Today’s News Ltd report does not accurately reflect the Australian Human Rights Commission's position on steps that we should take to improve gender balance in the workforce.
Earlier this year, the Australian Human Rights Commission made a submission to a Senate Inquiry considering this issue.
We did not recommend that quotas be put in place, rather we recommended that the Commonwealth Government should become a model industry in improving the participation of women in the workforce. One of the strategies proposed is that the Government should require contracted organisations to demonstrate efforts to improve gender balance, with an ultimate goal of reaching a 40:40:20 gender balance.
The 40:40:20 target is used by the Workplace Gender Equality Agency to describe gender-balanced workplaces. It means that a gender-balanced workforce would be made up of 40% men and 40% women, with the remaining 20% unspecified to allow for flexibility.
This is not a mandatory quota. Organisations would not need to meet this gender balance target to secure Government contracts.
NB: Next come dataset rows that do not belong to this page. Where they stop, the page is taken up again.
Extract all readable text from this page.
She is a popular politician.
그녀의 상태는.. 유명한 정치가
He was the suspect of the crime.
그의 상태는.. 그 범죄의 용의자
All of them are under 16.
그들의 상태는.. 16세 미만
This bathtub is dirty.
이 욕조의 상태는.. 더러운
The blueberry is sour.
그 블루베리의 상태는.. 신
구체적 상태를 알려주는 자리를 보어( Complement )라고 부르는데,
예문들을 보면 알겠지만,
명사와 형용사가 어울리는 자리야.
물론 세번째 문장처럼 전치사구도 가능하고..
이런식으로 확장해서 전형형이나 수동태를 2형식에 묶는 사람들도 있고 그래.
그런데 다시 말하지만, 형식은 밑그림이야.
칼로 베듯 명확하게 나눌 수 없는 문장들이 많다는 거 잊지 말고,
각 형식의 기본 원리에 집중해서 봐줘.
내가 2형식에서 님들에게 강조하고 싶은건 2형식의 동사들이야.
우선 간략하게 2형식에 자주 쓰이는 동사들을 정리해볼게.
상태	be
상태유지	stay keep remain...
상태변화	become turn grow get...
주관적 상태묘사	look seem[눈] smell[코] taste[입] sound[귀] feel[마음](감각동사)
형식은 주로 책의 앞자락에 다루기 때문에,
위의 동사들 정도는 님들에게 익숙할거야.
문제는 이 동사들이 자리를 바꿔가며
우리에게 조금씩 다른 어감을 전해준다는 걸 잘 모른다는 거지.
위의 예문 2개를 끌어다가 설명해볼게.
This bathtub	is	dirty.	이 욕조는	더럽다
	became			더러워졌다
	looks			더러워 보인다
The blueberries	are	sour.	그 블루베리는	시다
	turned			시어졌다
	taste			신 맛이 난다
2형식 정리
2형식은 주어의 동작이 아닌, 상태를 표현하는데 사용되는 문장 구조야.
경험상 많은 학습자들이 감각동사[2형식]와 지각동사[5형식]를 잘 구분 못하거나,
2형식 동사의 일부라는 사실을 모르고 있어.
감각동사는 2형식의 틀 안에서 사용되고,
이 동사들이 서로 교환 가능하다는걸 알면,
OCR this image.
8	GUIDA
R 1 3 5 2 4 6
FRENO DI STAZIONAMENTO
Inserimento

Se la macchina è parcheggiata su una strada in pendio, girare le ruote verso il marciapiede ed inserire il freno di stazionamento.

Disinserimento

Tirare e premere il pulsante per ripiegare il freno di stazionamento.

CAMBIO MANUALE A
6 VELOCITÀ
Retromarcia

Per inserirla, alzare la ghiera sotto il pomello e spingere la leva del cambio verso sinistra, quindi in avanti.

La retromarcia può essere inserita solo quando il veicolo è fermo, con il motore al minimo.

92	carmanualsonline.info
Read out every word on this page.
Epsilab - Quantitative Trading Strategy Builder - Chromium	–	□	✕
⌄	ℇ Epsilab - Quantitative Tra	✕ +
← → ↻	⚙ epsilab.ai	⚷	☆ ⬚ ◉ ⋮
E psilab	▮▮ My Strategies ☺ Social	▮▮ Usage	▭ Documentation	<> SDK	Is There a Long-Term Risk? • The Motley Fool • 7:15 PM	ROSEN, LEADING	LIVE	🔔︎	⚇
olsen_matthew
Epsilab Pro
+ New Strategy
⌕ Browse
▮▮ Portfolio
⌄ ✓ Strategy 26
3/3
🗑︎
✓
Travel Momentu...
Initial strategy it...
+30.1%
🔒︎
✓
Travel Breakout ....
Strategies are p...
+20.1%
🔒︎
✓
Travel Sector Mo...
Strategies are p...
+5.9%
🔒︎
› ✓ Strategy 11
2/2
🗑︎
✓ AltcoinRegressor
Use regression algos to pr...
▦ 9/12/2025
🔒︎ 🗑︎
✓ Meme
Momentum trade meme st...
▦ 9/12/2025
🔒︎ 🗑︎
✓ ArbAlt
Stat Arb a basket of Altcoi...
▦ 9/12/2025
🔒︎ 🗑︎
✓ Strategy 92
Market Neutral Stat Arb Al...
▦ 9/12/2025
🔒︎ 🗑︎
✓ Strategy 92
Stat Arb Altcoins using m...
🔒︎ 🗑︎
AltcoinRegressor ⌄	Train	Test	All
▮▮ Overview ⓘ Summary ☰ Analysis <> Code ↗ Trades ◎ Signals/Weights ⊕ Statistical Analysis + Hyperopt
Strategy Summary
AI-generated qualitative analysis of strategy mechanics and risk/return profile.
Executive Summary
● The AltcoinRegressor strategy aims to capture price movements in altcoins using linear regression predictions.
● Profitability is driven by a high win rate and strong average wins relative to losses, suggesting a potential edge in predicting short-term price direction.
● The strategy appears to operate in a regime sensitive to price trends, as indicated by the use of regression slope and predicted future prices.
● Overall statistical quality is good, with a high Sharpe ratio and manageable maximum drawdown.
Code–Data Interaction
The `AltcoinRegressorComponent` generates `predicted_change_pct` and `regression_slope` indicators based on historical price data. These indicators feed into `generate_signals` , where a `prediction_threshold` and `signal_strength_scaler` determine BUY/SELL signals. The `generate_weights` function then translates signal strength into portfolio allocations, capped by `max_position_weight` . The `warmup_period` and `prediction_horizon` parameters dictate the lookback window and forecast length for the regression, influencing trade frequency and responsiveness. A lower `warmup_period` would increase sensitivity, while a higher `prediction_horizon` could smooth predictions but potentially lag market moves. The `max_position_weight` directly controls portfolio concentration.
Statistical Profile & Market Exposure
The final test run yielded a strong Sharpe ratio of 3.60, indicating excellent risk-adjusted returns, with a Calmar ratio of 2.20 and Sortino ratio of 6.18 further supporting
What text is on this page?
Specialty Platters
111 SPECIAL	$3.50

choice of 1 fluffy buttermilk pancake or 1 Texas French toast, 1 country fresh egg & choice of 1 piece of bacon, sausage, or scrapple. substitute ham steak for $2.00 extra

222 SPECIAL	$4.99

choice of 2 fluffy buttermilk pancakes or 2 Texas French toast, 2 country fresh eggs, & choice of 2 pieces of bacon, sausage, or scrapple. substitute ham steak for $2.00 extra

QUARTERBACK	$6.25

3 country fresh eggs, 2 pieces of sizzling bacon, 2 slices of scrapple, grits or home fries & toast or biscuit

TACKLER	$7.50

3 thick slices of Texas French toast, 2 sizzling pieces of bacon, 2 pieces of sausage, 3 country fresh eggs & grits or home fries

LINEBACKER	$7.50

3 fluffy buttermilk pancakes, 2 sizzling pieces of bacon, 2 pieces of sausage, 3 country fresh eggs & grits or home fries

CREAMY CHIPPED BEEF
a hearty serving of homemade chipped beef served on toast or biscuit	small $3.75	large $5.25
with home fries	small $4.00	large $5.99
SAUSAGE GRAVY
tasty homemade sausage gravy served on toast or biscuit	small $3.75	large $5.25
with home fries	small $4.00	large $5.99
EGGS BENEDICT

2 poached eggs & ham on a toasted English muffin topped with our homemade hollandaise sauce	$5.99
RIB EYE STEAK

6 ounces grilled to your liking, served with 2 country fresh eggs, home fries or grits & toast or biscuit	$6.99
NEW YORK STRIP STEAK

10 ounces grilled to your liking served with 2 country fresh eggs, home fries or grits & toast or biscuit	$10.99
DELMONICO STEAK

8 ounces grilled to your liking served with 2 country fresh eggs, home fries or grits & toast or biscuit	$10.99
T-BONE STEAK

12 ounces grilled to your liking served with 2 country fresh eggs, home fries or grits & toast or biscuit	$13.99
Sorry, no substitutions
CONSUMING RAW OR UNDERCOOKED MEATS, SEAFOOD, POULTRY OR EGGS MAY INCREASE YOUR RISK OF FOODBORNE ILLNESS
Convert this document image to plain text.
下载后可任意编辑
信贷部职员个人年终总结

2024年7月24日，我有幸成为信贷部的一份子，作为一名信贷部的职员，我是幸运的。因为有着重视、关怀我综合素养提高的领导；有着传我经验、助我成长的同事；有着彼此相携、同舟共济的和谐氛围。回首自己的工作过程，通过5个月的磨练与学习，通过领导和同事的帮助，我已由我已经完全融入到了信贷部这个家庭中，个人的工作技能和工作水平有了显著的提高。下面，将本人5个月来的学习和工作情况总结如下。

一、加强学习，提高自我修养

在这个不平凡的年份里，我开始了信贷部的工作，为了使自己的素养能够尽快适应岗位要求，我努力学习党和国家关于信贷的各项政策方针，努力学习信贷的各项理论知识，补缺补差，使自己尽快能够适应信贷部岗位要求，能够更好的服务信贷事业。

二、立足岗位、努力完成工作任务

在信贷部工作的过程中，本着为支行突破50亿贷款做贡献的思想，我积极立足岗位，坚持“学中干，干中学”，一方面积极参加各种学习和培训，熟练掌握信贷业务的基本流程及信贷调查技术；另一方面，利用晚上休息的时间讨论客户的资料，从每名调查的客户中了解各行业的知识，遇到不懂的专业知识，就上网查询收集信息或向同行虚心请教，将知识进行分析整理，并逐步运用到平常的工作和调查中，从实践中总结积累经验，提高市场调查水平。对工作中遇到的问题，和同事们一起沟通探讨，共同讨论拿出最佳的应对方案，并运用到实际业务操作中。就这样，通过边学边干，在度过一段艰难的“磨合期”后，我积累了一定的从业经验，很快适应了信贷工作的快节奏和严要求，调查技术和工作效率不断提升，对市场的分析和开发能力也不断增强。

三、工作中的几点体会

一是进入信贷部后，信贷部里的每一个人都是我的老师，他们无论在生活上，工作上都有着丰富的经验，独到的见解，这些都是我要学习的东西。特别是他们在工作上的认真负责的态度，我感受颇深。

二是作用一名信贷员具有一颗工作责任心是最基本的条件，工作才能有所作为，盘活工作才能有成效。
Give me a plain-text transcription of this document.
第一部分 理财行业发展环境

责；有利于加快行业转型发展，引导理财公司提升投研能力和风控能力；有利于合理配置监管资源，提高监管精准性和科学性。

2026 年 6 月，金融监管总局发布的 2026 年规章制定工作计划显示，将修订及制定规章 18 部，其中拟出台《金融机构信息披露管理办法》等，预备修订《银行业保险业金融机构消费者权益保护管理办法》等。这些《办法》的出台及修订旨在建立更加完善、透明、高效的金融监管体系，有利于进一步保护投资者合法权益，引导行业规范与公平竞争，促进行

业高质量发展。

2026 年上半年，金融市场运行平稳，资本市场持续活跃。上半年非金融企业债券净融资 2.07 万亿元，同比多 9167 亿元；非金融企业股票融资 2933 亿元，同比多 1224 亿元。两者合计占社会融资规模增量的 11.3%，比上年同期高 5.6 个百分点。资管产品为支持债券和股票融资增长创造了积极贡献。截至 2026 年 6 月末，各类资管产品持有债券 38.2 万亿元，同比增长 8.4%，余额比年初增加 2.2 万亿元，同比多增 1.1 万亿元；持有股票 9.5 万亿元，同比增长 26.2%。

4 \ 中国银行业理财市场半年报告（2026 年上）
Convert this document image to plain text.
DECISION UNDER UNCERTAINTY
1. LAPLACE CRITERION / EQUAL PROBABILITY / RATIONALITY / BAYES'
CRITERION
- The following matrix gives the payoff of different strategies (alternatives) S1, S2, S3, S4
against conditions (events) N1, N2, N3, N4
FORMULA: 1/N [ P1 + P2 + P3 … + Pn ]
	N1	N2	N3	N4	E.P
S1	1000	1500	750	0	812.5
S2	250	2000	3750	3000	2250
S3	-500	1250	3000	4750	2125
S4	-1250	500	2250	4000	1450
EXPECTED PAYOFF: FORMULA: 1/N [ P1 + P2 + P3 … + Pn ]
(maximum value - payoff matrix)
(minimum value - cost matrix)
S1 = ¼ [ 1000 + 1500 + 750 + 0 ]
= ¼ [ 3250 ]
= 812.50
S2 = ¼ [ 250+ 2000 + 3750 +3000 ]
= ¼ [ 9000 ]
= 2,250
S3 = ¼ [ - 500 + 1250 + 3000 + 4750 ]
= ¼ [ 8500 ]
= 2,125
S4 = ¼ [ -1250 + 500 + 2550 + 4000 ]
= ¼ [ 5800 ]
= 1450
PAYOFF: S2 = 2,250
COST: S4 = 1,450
The recommendation simply asks for “demonstrated efforts” to improve gender balance. Many organisations are already taking proactive steps on gender equality. For example, an organisation might improve the gender balance of recruitment short lists.
There are many benefits that would come from improving the gender balance in both male- and female-dominated workforces. Gender segregation in the workforce has significant economic and social impacts on women and men.
Increasing diversity in organisations has proven benefits. By improving women’s participation in male-dominated industries we can broaden the talent pool within these industries, address skills shortages and improve the performance of organisations. Similar benefits would flow to female-dominated work forces.